The National Database and Registration Authority [NADRA] reports that it has deployed a state-of-the-art facial matching system with the capabilities to stop fraud and forgery in identity documents, yet people are still able to obtain forged identity cards. This was very puzzling to understand given the supposed surety, accuracy and privacy of NADRA database that such a scam was still happening even after the introduction of new chip-based identity cards.
[From Identity theft persists in Pakistan’s biometric era | Privacy International]
It’s not “puzzling” as at all as far as I am concerned.

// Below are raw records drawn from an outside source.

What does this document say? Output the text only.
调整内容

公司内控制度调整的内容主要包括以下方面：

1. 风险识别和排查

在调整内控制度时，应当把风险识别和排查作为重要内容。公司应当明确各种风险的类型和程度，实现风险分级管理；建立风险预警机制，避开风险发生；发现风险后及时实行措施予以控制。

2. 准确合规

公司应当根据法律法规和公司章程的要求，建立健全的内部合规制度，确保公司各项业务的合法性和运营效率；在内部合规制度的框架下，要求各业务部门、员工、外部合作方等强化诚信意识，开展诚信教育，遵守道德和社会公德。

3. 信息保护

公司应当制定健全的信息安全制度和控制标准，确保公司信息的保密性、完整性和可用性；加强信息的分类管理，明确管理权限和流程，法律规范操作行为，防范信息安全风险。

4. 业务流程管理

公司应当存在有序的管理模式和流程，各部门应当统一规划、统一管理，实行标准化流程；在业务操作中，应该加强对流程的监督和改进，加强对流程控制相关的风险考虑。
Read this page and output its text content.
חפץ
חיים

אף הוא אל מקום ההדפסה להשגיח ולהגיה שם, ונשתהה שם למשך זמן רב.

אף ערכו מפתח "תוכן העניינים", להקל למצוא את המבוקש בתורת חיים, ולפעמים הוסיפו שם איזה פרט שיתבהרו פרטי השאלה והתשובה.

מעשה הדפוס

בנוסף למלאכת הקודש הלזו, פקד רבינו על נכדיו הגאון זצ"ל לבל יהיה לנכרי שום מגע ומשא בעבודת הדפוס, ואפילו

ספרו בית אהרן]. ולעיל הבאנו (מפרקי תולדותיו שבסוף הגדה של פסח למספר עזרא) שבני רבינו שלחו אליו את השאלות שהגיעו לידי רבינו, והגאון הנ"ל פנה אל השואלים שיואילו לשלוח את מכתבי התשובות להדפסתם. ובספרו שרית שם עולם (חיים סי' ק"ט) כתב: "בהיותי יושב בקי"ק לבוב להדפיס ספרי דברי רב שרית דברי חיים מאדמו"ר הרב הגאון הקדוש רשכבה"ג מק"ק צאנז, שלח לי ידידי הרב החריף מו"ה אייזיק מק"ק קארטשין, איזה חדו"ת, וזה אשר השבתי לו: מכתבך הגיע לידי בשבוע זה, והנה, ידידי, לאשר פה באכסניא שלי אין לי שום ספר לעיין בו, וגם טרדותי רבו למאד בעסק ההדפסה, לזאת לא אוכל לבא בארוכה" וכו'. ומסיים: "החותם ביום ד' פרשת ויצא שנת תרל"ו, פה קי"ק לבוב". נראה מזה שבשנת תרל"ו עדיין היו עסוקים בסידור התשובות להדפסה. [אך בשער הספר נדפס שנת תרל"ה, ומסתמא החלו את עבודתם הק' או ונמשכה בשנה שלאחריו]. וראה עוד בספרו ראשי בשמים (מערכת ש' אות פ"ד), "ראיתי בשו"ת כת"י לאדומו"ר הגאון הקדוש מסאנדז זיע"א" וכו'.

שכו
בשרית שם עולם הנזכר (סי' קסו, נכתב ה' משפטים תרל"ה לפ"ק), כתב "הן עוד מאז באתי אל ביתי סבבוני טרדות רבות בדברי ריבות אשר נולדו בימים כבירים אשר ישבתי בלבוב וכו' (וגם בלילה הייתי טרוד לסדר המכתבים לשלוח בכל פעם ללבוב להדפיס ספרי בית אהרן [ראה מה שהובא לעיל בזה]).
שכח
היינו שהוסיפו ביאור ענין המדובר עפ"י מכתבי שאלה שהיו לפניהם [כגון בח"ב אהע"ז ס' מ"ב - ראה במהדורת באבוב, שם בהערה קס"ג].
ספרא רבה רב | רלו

Identity theft is more common in single reference systems such as centralised national population registers, as they create a single point of failure, and centralisation increases rather than reduces the potential for fraud. Doppelganger matches also become more likely in large scale databases.
So while it makes sense for service providers to rely on biometric authentication to digital identities that they themselves will bind to virtual identities (with attributes), it is not so clear that it makes sense for service providers to rely on biometric identities established by third parties. In fact, when it comes to mobile phones, in this case I might go even further and say that it is not at all clear to me that we should be attempting to stop the bad guys from using mobile identities at all!
Surely it would be better to have criminals running around with iPhones, sending money to each other using mobile networks and generally becoming data points in the internet of things than to set rigorous, quite pointless identity barriers to keep them hidden.
There’s a further point to make here, away from the exigencies of national security and the war on terror and in the world of business. As the banks have long understood, the issue of identification is inextricably linked to liability. There’s a world of difference between me as an operator saying to a service provider that “this is subscriber XYZ and it’s the same person who logged in last time and it’s still the same handset and SIM” and saying to a service provider that “this is Dave Birch”. I know I sound like a broken record on this, but it the overwhelmingly majority of interactions, who you are is not the point. The point is whether you are allowed to do something, whether you have credit, whether you are a subscriber or whatever. Trying to work out who someone “really” is means a world of legal pain.
According to the Post, “…sources say Instagram, owned by Facebook, ran into “serious legal problems” over its verification process and has been forced to pause it. Some suspect Twitter, which also has a verification system, had an issue with Instagram’s.”
[From Instagram is no longer verifying accounts – Business Insider]
Therefore it seems to me that in business terms, it makes sense for service providers to rely on bank identification since banks already have to comply with know-your-customer regulation. For this work, however, there must be a kind of identity “safe harbour” (i.e., if the person turns out to be using a false identity that the liability rests with the bank but if the bank has followed KYC procedures then it has no liabilty) from zealous prosecutors otherwise the wheels of commerce will become gummed up with identity junk.